DiffEqOperators.jl
DiffEqOperators.jl copied to clipboard
Unexpectedly many allocations for in place operations
Firstly, thank you. I'm really enjoying the SciML ecosystem.
I'm noticing an unexpectedly high number of allocations when applying operators in place. Here's a minimal example:
d2x = CenteredDifference{1}(2, 2, 1.0, 5)
bcx = Neumann0BC(1.0, 1)
op = d2x * bcx
u = zeros(5,5)
u[3,3] = 1.0
@btime du = op * u # 99.501 μs (1155 allocations: 95.17 KiB)
du = zeros(5,5)
@btime mul!(du, op, u) # 97.665 μs (1154 allocations: 94.89 KiB)
I was expecting a bigger reduction in allocations during the in-place application.
yes, that looks bad.
I confirm this problem is still there. And it's very strange that it takes such long time for such small, 5 * 5, matrix. And surprisingly, when you do this operation on only one column, the difference is so dramatic. I used a 100*100 matrix.
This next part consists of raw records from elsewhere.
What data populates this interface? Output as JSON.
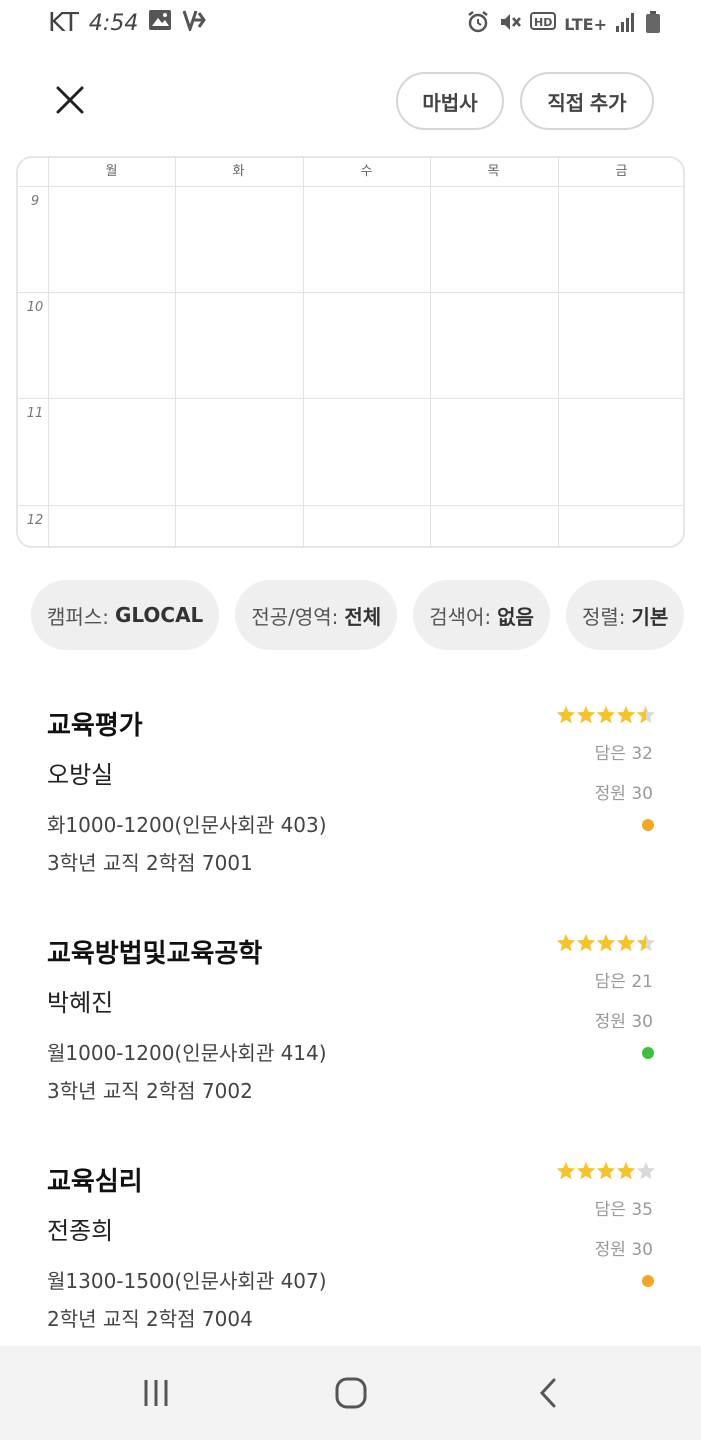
{
  "status_bar": {
    "carrier": "KT",
    "time": "4:54",
    "network": "LTE+"
  },
  "header": {
    "wizard_label": "마법사",
    "direct_add_label": "직접 추가"
  },
  "timetable": {
    "days": [
      "월",
      "화",
      "수",
      "목",
      "금"
    ],
    "hours": [
      "9",
      "10",
      "11",
      "12"
    ]
  },
  "filters": [
    {
      "label": "캠퍼스:",
      "value": "GLOCAL"
    },
    {
      "label": "전공/영역:",
      "value": "전체"
    },
    {
      "label": "검색어:",
      "value": "없음"
    },
    {
      "label": "정렬:",
      "value": "기본"
    }
  ],
  "courses": [
    {
      "title": "교육평가",
      "professor": "오방실",
      "schedule": "화1000-1200(인문사회관 403)",
      "meta": "3학년 교직 2학점 7001",
      "rating": 4.5,
      "enrolled": "담은 32",
      "capacity": "정원 30",
      "status_color": "#f5a623"
    },
    {
      "title": "교육방법및교육공학",
      "professor": "박혜진",
      "schedule": "월1000-1200(인문사회관 414)",
      "meta": "3학년 교직 2학점 7002",
      "rating": 4.5,
      "enrolled": "담은 21",
      "capacity": "정원 30",
      "status_color": "#3cc13b"
    },
    {
      "title": "교육심리",
      "professor": "전종희",
      "schedule": "월1300-1500(인문사회관 407)",
      "meta": "2학년 교직 2학점 7004",
      "rating": 4,
      "enrolled": "담은 35",
      "capacity": "정원 30",
      "status_color": "#f5a623"
    }
  ],
  "colors": {
    "star_filled": "#f7c325",
    "star_empty": "#d9d9d9"
  },
  "icons": {
    "close": "close-icon",
    "recents": "recent-apps-icon",
    "home": "home-icon",
    "back": "back-icon"
  }
}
julia> @btime du = op * u[:,1];
733.333 ns (5 allocations: 1.95 KiB)
julia> @btime du = op * u;
23.092 ms (481702 allocations: 31.38 MiB)
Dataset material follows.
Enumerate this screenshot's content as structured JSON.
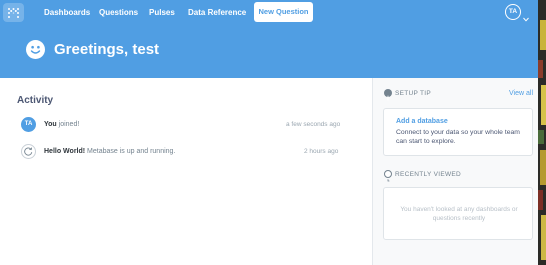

there is one allocation can be reduced by:
julia> dux = @view du[:,1]
julia> @btime mul!(dux, op, u[:,1])
721.519 ns (4 allocations: 1.08 KiB)
Then I define
function f1!(du, u)
m,n = size(u)
@assert (m, n) == size(du)
for i = 1:n
du[:, i] = op * u[:,i]
end
end
This is much faster than do it directly.
julia> @benchmark f1!(du, u)
BenchmarkTools.Trial:
memory estimate: 195.31 KiB
allocs estimate: 500
--------------
minimum time: 63.400 μs (0.00% GC)
median time: 137.200 μs (0.00% GC)
mean time: 1.051 ms (87.11% GC)
maximum time: 680.927 ms (99.98% GC)
--------------
samples: 5230
evals/sample: 1
julia> @benchmark mul!(du, op, u)
BenchmarkTools.Trial:
memory estimate: 31.30 MiB
allocs estimate: 481700
--------------
minimum time: 22.251 ms (0.00% GC)
median time: 28.158 ms (0.00% GC)
mean time: 33.626 ms (17.35% GC)
maximum time: 70.771 ms (0.00% GC)
--------------
samples: 149
evals/sample: 1
But it seems not possible to define mul!(du[:,i], op, u[:,i])
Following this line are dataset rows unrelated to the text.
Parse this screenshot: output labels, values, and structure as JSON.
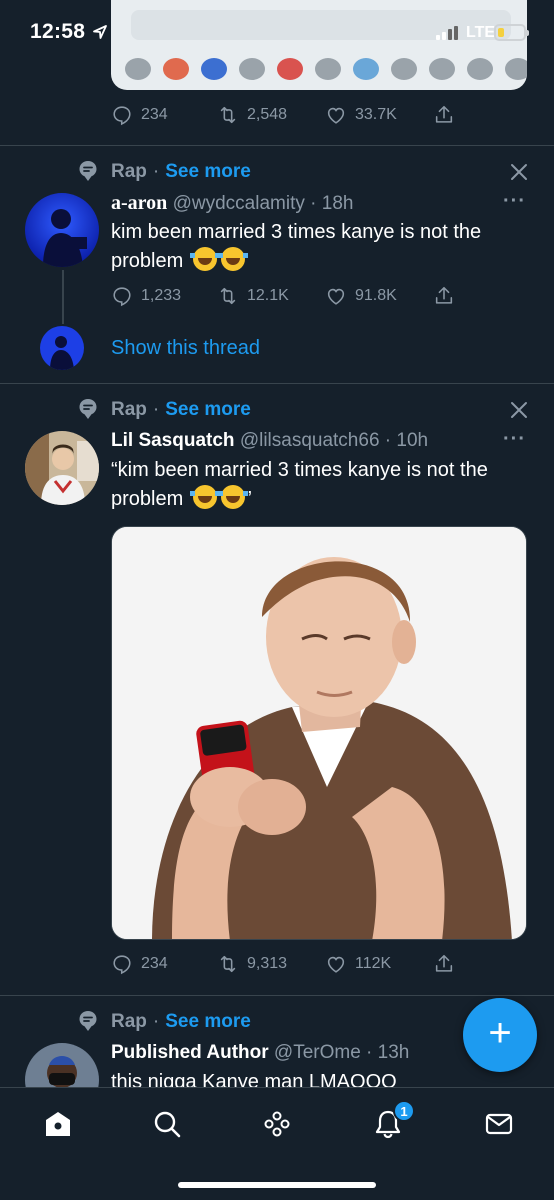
{
  "status_bar": {
    "time": "12:58",
    "network": "LTE",
    "icons": [
      "location-arrow-icon",
      "signal-icon",
      "battery-icon"
    ]
  },
  "colors": {
    "background": "#15202b",
    "accent": "#1d9bf0",
    "muted": "#8b98a5",
    "divider": "#38444d"
  },
  "tweets": [
    {
      "actions": {
        "reply": "234",
        "retweet": "2,548",
        "like": "33.7K"
      }
    },
    {
      "context": {
        "topic": "Rap",
        "separator": "·",
        "see_more": "See more"
      },
      "name": "a-aron",
      "handle": "@wydccalamity",
      "time": "· 18h",
      "text": "kim been married 3 times kanye is not the problem",
      "actions": {
        "reply": "1,233",
        "retweet": "12.1K",
        "like": "91.8K"
      },
      "show_thread": "Show this thread"
    },
    {
      "context": {
        "topic": "Rap",
        "separator": "·",
        "see_more": "See more"
      },
      "name": "Lil Sasquatch",
      "handle": "@lilsasquatch66",
      "time": "· 10h",
      "text_open": "“kim been married 3 times kanye is not the problem",
      "text_close": "”",
      "actions": {
        "reply": "234",
        "retweet": "9,313",
        "like": "112K"
      }
    },
    {
      "context": {
        "topic": "Rap",
        "separator": "·",
        "see_more": "See more"
      },
      "name": "Published Author",
      "handle": "@TerOme",
      "time": "· 13h",
      "text": "this nigga Kanye man LMAOOO"
    }
  ],
  "more_menu": "···",
  "compose_label": "+",
  "bottom_nav": {
    "items": [
      "home-icon",
      "search-icon",
      "spaces-icon",
      "notifications-icon",
      "messages-icon"
    ],
    "notifications_badge": "1"
  }
}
inside the function. So i have to define something like :
function f2!(du, u)
m,n = size(u)
@assert (m, n) == size(du)
dui = zeros(m)
for i = 1:n
mul!(dui, op, u[:,i])
@. du[:, i] = dui
end
end
and results in some improvement:
julia> @benchmark f2!(du, u)
BenchmarkTools.Trial:
memory estimate: 107.12 KiB
allocs estimate: 301
--------------
minimum time: 48.500 μs (0.00% GC)
median time: 80.600 μs (0.00% GC)
mean time: 440.562 μs (81.42% GC)
maximum time: 421.137 ms (99.97% GC)
--------------
samples: 10000
evals/sample: 1
It may be a threading performance issue. We may need to use @turbo
or whatnot.
It may be a threading performance issue. We may need to use
@turbo
or whatnot.
Hi Chris, did you notice the difference in allocations between operating the whole matrix or only one column?